Rhein-Main-Gebiet

Das Rhein-Main-Gebiet ist ein schönes Fleckchen Erde mit Straußwirtschaften in Hochheim, die zum Weingenuss und deftiger Brotzeit einladen. Winzerfeste gibt es hier im Sommer, die oft von Live Musik begleitet werden. Hier kann man Weine des Rheingaus kosten oder aber ein paar Kilometer weiter Apfelwein aus dem Maintal probieren, der eine herbe, klassische Note hat, bekömmlich ist und nicht mit viel Kalorien und Alkoholgehalt zu Buche schlägt.

Dörnigheim ist in das Maintal gebettet, ein vom Massentourismus übersehenes Landschaftsbild, das vor gesunder Natur nur so strotzt. Hier kann man auch Apfelwein- Experimente mit Schlehen testen, schaukelnden Booten hinterherschauen oder am Ufer des Mains von der Vergänglichkeit des Lebens träumen.

Wer etwas für seine Bildung tun will, besichtigt das Ledermuseum in Offenbach am Main, die Wiege des Leders schlechthin oder riskiert einen Blick auf das Isenburger Schloss, das einst Anziehungspunkt für Kinder aufgrund des Kasperltheaters war.

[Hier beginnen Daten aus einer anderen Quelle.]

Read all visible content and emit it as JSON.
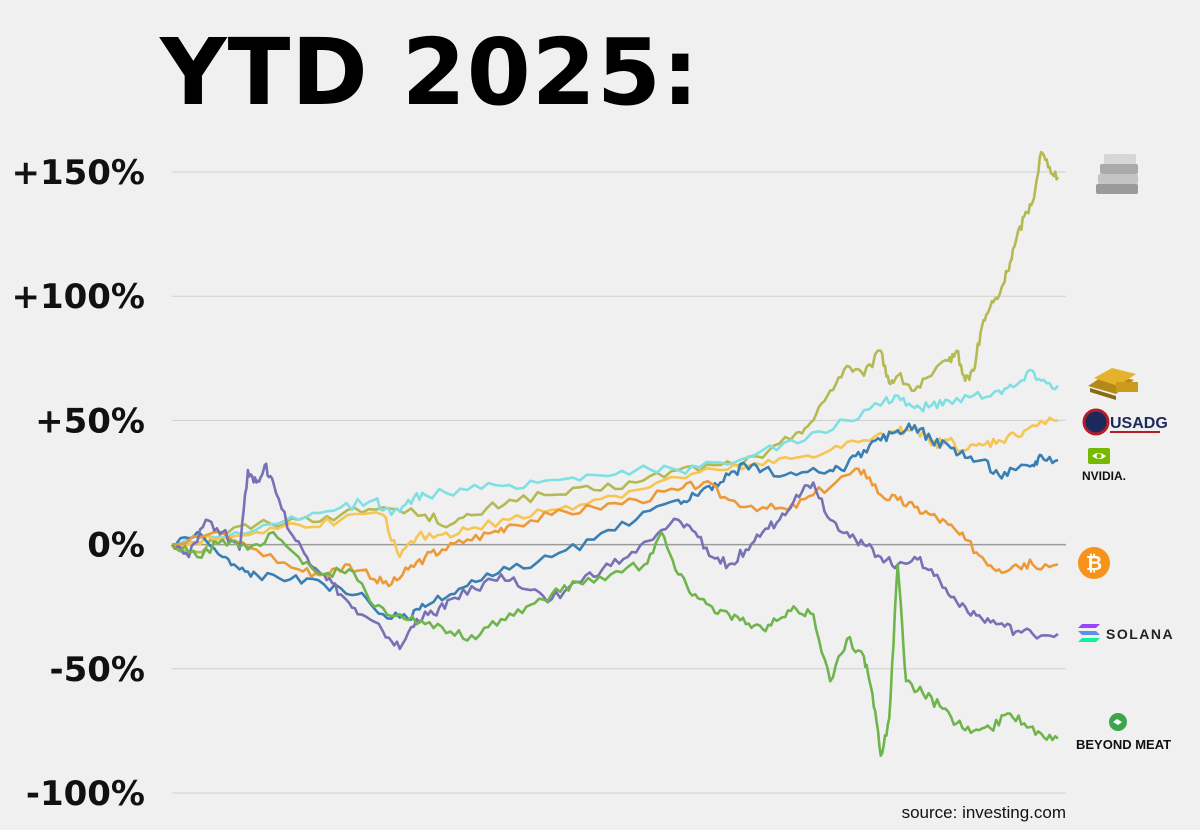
{
  "title": "YTD 2025:",
  "source_text": "source: investing.com",
  "chart_data": {
    "type": "line",
    "title": "YTD 2025:",
    "xlabel": "",
    "ylabel": "",
    "y_tick_labels": [
      "+150%",
      "+100%",
      "+50%",
      "0%",
      "-50%",
      "-100%"
    ],
    "y_ticks": [
      150,
      100,
      50,
      0,
      -50,
      -100
    ],
    "ylim": [
      -100,
      150
    ],
    "x_range": [
      0,
      100
    ],
    "grid": "horizontal",
    "legend": "right",
    "series": [
      {
        "icon": "silver-bars-icon",
        "color": "#b5b952",
        "points": [
          [
            0,
            0
          ],
          [
            3,
            -3
          ],
          [
            6,
            5
          ],
          [
            10,
            8
          ],
          [
            15,
            10
          ],
          [
            20,
            12
          ],
          [
            25,
            15
          ],
          [
            30,
            12
          ],
          [
            33,
            8
          ],
          [
            36,
            12
          ],
          [
            40,
            18
          ],
          [
            45,
            20
          ],
          [
            50,
            22
          ],
          [
            55,
            25
          ],
          [
            60,
            30
          ],
          [
            65,
            32
          ],
          [
            70,
            35
          ],
          [
            74,
            45
          ],
          [
            76,
            50
          ],
          [
            78,
            62
          ],
          [
            80,
            72
          ],
          [
            82,
            68
          ],
          [
            84,
            78
          ],
          [
            85,
            65
          ],
          [
            86,
            68
          ],
          [
            88,
            62
          ],
          [
            90,
            68
          ],
          [
            92,
            74
          ],
          [
            93,
            78
          ],
          [
            94,
            66
          ],
          [
            95,
            70
          ],
          [
            96,
            88
          ],
          [
            97,
            96
          ],
          [
            98,
            100
          ],
          [
            99,
            110
          ],
          [
            100,
            122
          ],
          [
            101,
            132
          ],
          [
            102,
            138
          ],
          [
            103,
            158
          ],
          [
            104,
            152
          ],
          [
            105,
            148
          ]
        ]
      },
      {
        "icon": "gold-bars-icon",
        "color": "#7fe0e3",
        "points": [
          [
            0,
            0
          ],
          [
            5,
            3
          ],
          [
            10,
            6
          ],
          [
            15,
            10
          ],
          [
            20,
            15
          ],
          [
            24,
            18
          ],
          [
            26,
            12
          ],
          [
            28,
            18
          ],
          [
            30,
            20
          ],
          [
            35,
            22
          ],
          [
            40,
            24
          ],
          [
            45,
            26
          ],
          [
            50,
            28
          ],
          [
            55,
            30
          ],
          [
            60,
            30
          ],
          [
            65,
            33
          ],
          [
            70,
            38
          ],
          [
            75,
            42
          ],
          [
            80,
            50
          ],
          [
            84,
            56
          ],
          [
            86,
            60
          ],
          [
            88,
            55
          ],
          [
            90,
            56
          ],
          [
            92,
            58
          ],
          [
            95,
            60
          ],
          [
            98,
            62
          ],
          [
            100,
            64
          ],
          [
            102,
            70
          ],
          [
            103,
            66
          ],
          [
            105,
            64
          ]
        ]
      },
      {
        "icon": "usadg-logo-icon",
        "color": "#f6c553",
        "points": [
          [
            0,
            0
          ],
          [
            5,
            2
          ],
          [
            10,
            5
          ],
          [
            15,
            8
          ],
          [
            20,
            10
          ],
          [
            25,
            12
          ],
          [
            27,
            -5
          ],
          [
            29,
            3
          ],
          [
            32,
            4
          ],
          [
            35,
            6
          ],
          [
            40,
            10
          ],
          [
            45,
            14
          ],
          [
            50,
            18
          ],
          [
            55,
            22
          ],
          [
            60,
            27
          ],
          [
            65,
            30
          ],
          [
            70,
            32
          ],
          [
            74,
            35
          ],
          [
            78,
            38
          ],
          [
            82,
            42
          ],
          [
            86,
            45
          ],
          [
            88,
            48
          ],
          [
            90,
            40
          ],
          [
            92,
            42
          ],
          [
            94,
            38
          ],
          [
            96,
            40
          ],
          [
            98,
            42
          ],
          [
            100,
            44
          ],
          [
            102,
            48
          ],
          [
            105,
            50
          ]
        ]
      },
      {
        "icon": "nvidia-logo-icon",
        "color": "#3a7fb4",
        "points": [
          [
            0,
            0
          ],
          [
            3,
            5
          ],
          [
            6,
            -5
          ],
          [
            8,
            -10
          ],
          [
            10,
            -12
          ],
          [
            14,
            -14
          ],
          [
            18,
            -16
          ],
          [
            22,
            -20
          ],
          [
            25,
            -28
          ],
          [
            28,
            -30
          ],
          [
            30,
            -25
          ],
          [
            33,
            -20
          ],
          [
            36,
            -15
          ],
          [
            40,
            -10
          ],
          [
            45,
            -5
          ],
          [
            50,
            2
          ],
          [
            55,
            10
          ],
          [
            60,
            18
          ],
          [
            62,
            20
          ],
          [
            64,
            22
          ],
          [
            66,
            28
          ],
          [
            68,
            32
          ],
          [
            70,
            30
          ],
          [
            74,
            28
          ],
          [
            78,
            30
          ],
          [
            80,
            32
          ],
          [
            82,
            38
          ],
          [
            84,
            42
          ],
          [
            86,
            46
          ],
          [
            88,
            48
          ],
          [
            90,
            42
          ],
          [
            92,
            40
          ],
          [
            94,
            35
          ],
          [
            96,
            34
          ],
          [
            98,
            28
          ],
          [
            100,
            30
          ],
          [
            102,
            32
          ],
          [
            103,
            36
          ],
          [
            105,
            34
          ]
        ]
      },
      {
        "icon": "bitcoin-logo-icon",
        "color": "#ee9938",
        "points": [
          [
            0,
            0
          ],
          [
            5,
            5
          ],
          [
            10,
            -2
          ],
          [
            15,
            -10
          ],
          [
            18,
            -12
          ],
          [
            21,
            -8
          ],
          [
            24,
            -14
          ],
          [
            26,
            -16
          ],
          [
            28,
            -10
          ],
          [
            30,
            -5
          ],
          [
            32,
            -2
          ],
          [
            35,
            2
          ],
          [
            38,
            5
          ],
          [
            40,
            8
          ],
          [
            45,
            12
          ],
          [
            50,
            15
          ],
          [
            55,
            18
          ],
          [
            60,
            22
          ],
          [
            63,
            25
          ],
          [
            66,
            18
          ],
          [
            70,
            15
          ],
          [
            73,
            14
          ],
          [
            76,
            20
          ],
          [
            80,
            28
          ],
          [
            82,
            30
          ],
          [
            84,
            20
          ],
          [
            86,
            18
          ],
          [
            88,
            15
          ],
          [
            90,
            12
          ],
          [
            92,
            8
          ],
          [
            94,
            2
          ],
          [
            96,
            -5
          ],
          [
            98,
            -10
          ],
          [
            100,
            -8
          ],
          [
            102,
            -8
          ],
          [
            105,
            -8
          ]
        ]
      },
      {
        "icon": "solana-logo-icon",
        "color": "#7771b5",
        "points": [
          [
            0,
            0
          ],
          [
            2,
            -5
          ],
          [
            4,
            10
          ],
          [
            6,
            5
          ],
          [
            8,
            -2
          ],
          [
            9,
            30
          ],
          [
            10,
            25
          ],
          [
            11,
            32
          ],
          [
            12,
            25
          ],
          [
            14,
            5
          ],
          [
            16,
            -5
          ],
          [
            18,
            -12
          ],
          [
            20,
            -20
          ],
          [
            22,
            -28
          ],
          [
            25,
            -35
          ],
          [
            27,
            -42
          ],
          [
            29,
            -30
          ],
          [
            31,
            -28
          ],
          [
            33,
            -22
          ],
          [
            36,
            -18
          ],
          [
            39,
            -12
          ],
          [
            42,
            -18
          ],
          [
            45,
            -22
          ],
          [
            48,
            -15
          ],
          [
            51,
            -10
          ],
          [
            54,
            -5
          ],
          [
            57,
            2
          ],
          [
            60,
            10
          ],
          [
            62,
            5
          ],
          [
            64,
            -5
          ],
          [
            66,
            -8
          ],
          [
            68,
            -2
          ],
          [
            70,
            5
          ],
          [
            72,
            10
          ],
          [
            74,
            20
          ],
          [
            76,
            25
          ],
          [
            78,
            10
          ],
          [
            80,
            5
          ],
          [
            82,
            0
          ],
          [
            84,
            -5
          ],
          [
            86,
            -8
          ],
          [
            88,
            -5
          ],
          [
            90,
            -10
          ],
          [
            92,
            -20
          ],
          [
            94,
            -25
          ],
          [
            96,
            -30
          ],
          [
            98,
            -32
          ],
          [
            100,
            -35
          ],
          [
            102,
            -36
          ],
          [
            105,
            -36
          ]
        ]
      },
      {
        "icon": "beyond-meat-logo-icon",
        "color": "#6fb44d",
        "points": [
          [
            0,
            0
          ],
          [
            3,
            -5
          ],
          [
            6,
            2
          ],
          [
            9,
            -2
          ],
          [
            12,
            5
          ],
          [
            15,
            -5
          ],
          [
            18,
            -12
          ],
          [
            21,
            -10
          ],
          [
            24,
            -25
          ],
          [
            27,
            -28
          ],
          [
            30,
            -32
          ],
          [
            33,
            -35
          ],
          [
            36,
            -38
          ],
          [
            39,
            -30
          ],
          [
            42,
            -25
          ],
          [
            45,
            -20
          ],
          [
            48,
            -15
          ],
          [
            52,
            -12
          ],
          [
            56,
            -8
          ],
          [
            58,
            5
          ],
          [
            60,
            -12
          ],
          [
            62,
            -20
          ],
          [
            64,
            -25
          ],
          [
            66,
            -28
          ],
          [
            68,
            -32
          ],
          [
            70,
            -34
          ],
          [
            72,
            -30
          ],
          [
            74,
            -26
          ],
          [
            76,
            -28
          ],
          [
            78,
            -55
          ],
          [
            80,
            -38
          ],
          [
            82,
            -45
          ],
          [
            83,
            -60
          ],
          [
            84,
            -85
          ],
          [
            85,
            -70
          ],
          [
            86,
            -8
          ],
          [
            87,
            -55
          ],
          [
            89,
            -60
          ],
          [
            91,
            -65
          ],
          [
            93,
            -72
          ],
          [
            95,
            -75
          ],
          [
            97,
            -74
          ],
          [
            99,
            -68
          ],
          [
            101,
            -72
          ],
          [
            103,
            -76
          ],
          [
            105,
            -78
          ]
        ]
      }
    ]
  }
}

Der Bieberer Berg lockt nicht nur zur Fußballsaison Fans ins Stadion, der angrenzende, weitläufige Park mit seinem Kuriosum, der „Suppenschüssel“, einem tiefen, runden Wiesental, das man euphorisch mitsamt Kind und Kegel hinunterkullern kann, ist eine Attraktion für Feriengäste. Campen kann man in Praunheim direkt an der Nidda, an der Grillplätze vorhanden sind und die auch zu langen Radtouren ohne Steigungen einlädt.

Der Goetheturm mitten im Oberräder Wald fasziniert auch heute noch große und kleine Besucher. Zum „Wäldchestag“ nach Niederrad geht es dann am Dienstag nach Pfingsten, einem riesengroßen Open Air-Fest im Wald, bei dem es internationale Stände gibt.
Wohnkultur kann man in der antiken Römerstadt in Frankfurt Praunheim bis Heddernheim bewundern. Zum Übernachten empfehlen sich gastliche Villen im Westend in Frankfurt oder schnuckelige Ferienwohnungen und Pensionen im Taunus oder rund ums Maintal.